Give Ron Trine a call at Rod n Reel Depot, he might be able to help you, 458-0428. On Lillian Hwy just N of 98.


----------



## timeflies (Oct 3, 2007)

ebay. Crap load of ambassaduer parts on ebay.


----------



## jcallaham (Dec 13, 2009)

locally, pompano joe could help, also Jerry Foran/ Hookless. com


----------



## Pompano Joe (Jan 28, 2009)

*Ambassadeurs*



jcallaham said:


> locally, pompano joe could help


Thanks for the plug, Jim. 

There's a lot you can do to the older Ambassadeurs just by polishing the friction points. Bring it by and I'll look at it before you go throw money at it. Here's a list of upgrades for your consideration.

Bearings: I can bring back the current bearings unless they're just gone. Have Boca "Lightning" Ceramics on hand.

Drag Washers: I'll have to check, but pretty sure I've got some Smooth Drag Carbontex drags for your reel.

Level Wind: Don't have these on hand, but can get a single or double bearing level wind kit and/or ceramic paul. There's also an idler gear available with a bearing for most models.

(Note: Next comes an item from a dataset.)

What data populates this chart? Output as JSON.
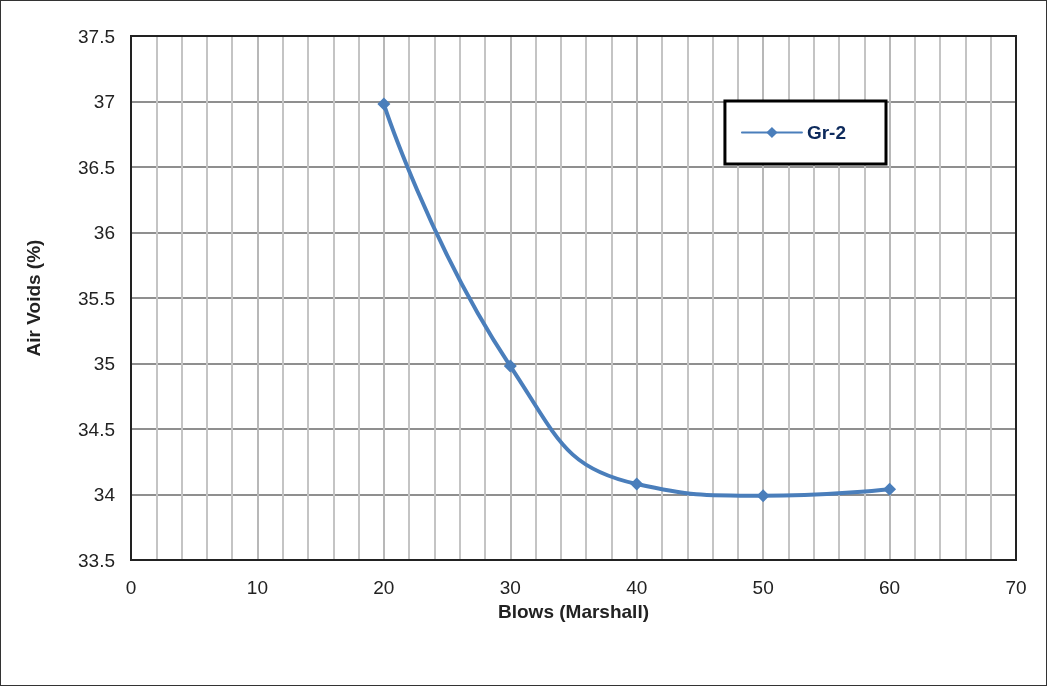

Let me know if I can help.

joe @ 516-2409


----------



## rufus1138 (Oct 29, 2012)

ill definitely want to get with you on this joe, its old enough that it doesnt have bearings, this is a full bushing reel, everything seems to be in good working order, i serviced and cleaned it and it smoothed way up. im definitely interested in the ceramic bearings and the drag upgrade. just to give you an idea it was bought at a store called okiebug in tulsa that apparently sold tons of them, its old enough that it doesnt have the oiling port in the handle cap, the cap has to be removed and there is a port underneath that allows oiling, also the casting drag is missing what my uncle says is supposed to be cork bushings that ride on a pin in order to make the casting drag work.


----------